Nonlinear Dynamic Response of an Axially Functionally Graded (AFG) Beam Resting on Nonlinear Elastic Foundation Subjected to Moving Load

In recent years, structures made of Functionally Graded materials (FGMs) are used in industries due to the continuously compositional variation of the constituents in FGMs along different directions. In order to develop FGMs, nonlinear vibration analysis to study dynamic behavior is needed. This study proposes nonlinear vibration analysis of a simply supported axially functionally graded (AFG) beam subjected to a moving harmonic load as an Euler-Bernoulli beam utilizing Green's strain tensor. Axial variation of material properties of the beam is based on the power law.
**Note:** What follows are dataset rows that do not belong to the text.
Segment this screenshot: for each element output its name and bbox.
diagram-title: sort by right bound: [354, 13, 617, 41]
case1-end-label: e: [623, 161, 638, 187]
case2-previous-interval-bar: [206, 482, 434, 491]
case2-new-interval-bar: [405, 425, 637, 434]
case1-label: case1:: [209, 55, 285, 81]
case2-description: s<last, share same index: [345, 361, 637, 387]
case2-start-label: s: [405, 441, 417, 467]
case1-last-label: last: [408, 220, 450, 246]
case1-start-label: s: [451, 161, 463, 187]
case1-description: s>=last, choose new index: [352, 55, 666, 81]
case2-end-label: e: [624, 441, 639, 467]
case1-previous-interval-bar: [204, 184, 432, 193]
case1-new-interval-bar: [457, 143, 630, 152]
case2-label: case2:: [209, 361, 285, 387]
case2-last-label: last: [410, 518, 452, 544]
The governing equations of motion are derived via Hamilton's principle. The Galerkin's method is implemented to reduce the nonlinear partial differential equations of the system to a number of nonlinear ordinary differential equations. He's variational method is applied to obtain approximate analytical expressions for the nonlinear frequency and the nonlinear dynamic response of the AFG beam. The effect of some parameters such as the power index and stiffness coefficients, among others, on the nonlinear natural frequency has been investigated. The influence of above mentioned parameters as well as the velocity of the moving harmonic load on the nonlinear dynamic response has been studied. The results indicate that these parameters have a considerable effect on both nonlinear natural frequency and response amplitude.